0:31:29.0 HE: Right? And I'm like, "Oh, okay." So and I just listened, just listening to her conversation. The other one just said, "Remember what Ms. Elmi said? She said we already are artists." And that's something that it just positively reaffirmed me in so many ways in my decisions that I've made as an educator, just students as embodied dreams. That they don't have to wait for those dreams to be realized in order to claim them. 'Cause they're existing in it right now. And I always tell them, "You can be and you are a writer at eight years old because you write. You spend time crafting that skill. So you're a writer. You're a scientist at seven because you use a scientific process, you experiment, you test. You adapt your theory. So I'm constantly just encouraging them to claim and name that. So it's just another way to further see themselves as inherently brilliant, as valued, of worthy. So just, I'm really committed to making sure that they know I'm doing my best to make that space and for them to use that language of self-trust. So when I heard those students having that conversation I'm like, "There's a student who's embodied that. Like you know what? I am these things and I am worthy, I am smart, I'm intelligent, I'm brilliant because I am doing these things.
0:32:38.3 HE: So I don't have to wait for a future date or time to claim these things. I am these things and I'm claiming it. So they're just so intuitive and they're just so vocal about what brings them joy. And it makes that so much easier when they talk to us and we listen for us to make that space for them to let that brilliance flourish as opposed to just guessing all the time. Kids are talking, we just need to listen.
0:33:02.4 NC: Oh, so well said.
0:33:03.9 HE: Yeah.
0:33:05.0 NC: I wonder because I bet your experience with that tension that you had mentioned at the beginning of that response there of, I need to leave or I should I leave? You go to sleep with those questions and then the work in the classroom just affirms like no. This is the place that I need to be, this space is too important, these kids are. And then just constantly that back and forth. I'm willing to bet that that describes the experience for the vast majority of teachers in the profession right now. If you could like be in a moment of vulnerability perhaps, what are those things that you think I should or I need or I... What are those tensions that risk pulling you out? And then how do you... What causes you to kind of dismiss those things or kind of live in that tension like a lot of educators are right now? What do we have to say to those people?

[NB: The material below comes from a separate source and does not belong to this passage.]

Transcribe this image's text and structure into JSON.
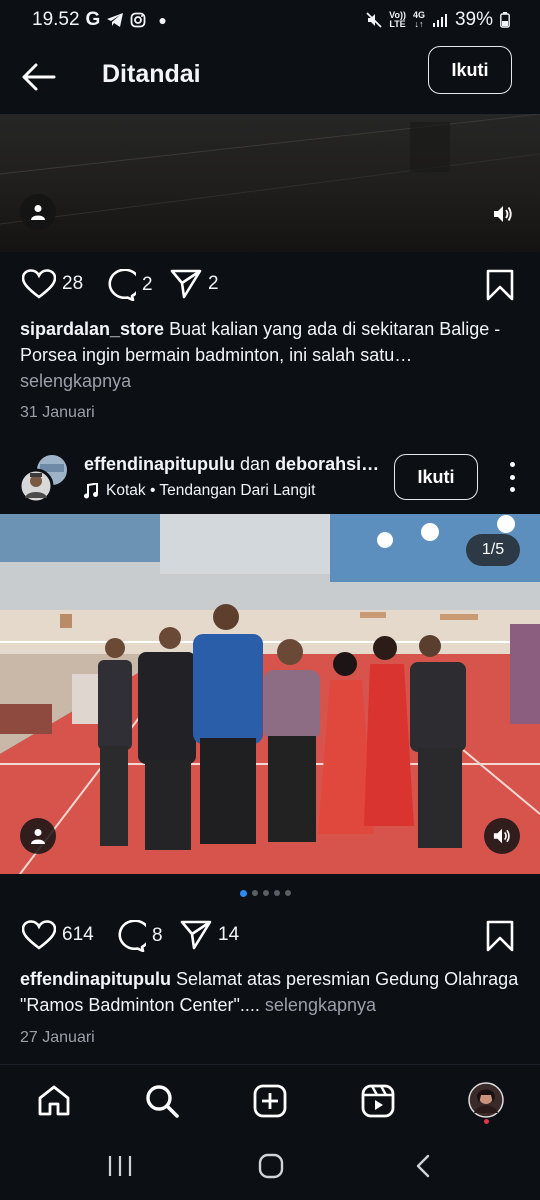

0:33:56.9 HE: Yeah. I think back, I remember having a similar conversation with one of my... I call her my guide but her name is Sarah Ishmael. And she talked a lot about how for a lot of us in education we exist as trespassers. These spaces, yeah, they're not for us. They don't exist for us. And when we come in, it's like the episode of like the spy coming into a very heavily guarded area. You're just tiptoeing everywhere. You're hiding things. You're just trying to exist and you really deeply feel like this space does not exist for me, not only as a student when I was a student but even as an educator in a very deeply harmful way. 'Cause you're constantly having to explain yourself and this is what I believe and this is why we should do these things. I don't believe students should be suspended for X, Y, Z reason. I don't believe students should be suspended at all. And those are conversations you're constantly having to have. So you're up against a lot of things that again that misalignment it just creates a fissure of like, "No, this doesn't feel like... I'm not really down with this." But then I go into the classroom and for the longest time in that middle year, middle years after my first couple years of teaching, I thought I'll just go in the classroom, I'll close the door and I'll teach and I'll create this little bubble and I'll do what I need to do and that's really gonna fill me.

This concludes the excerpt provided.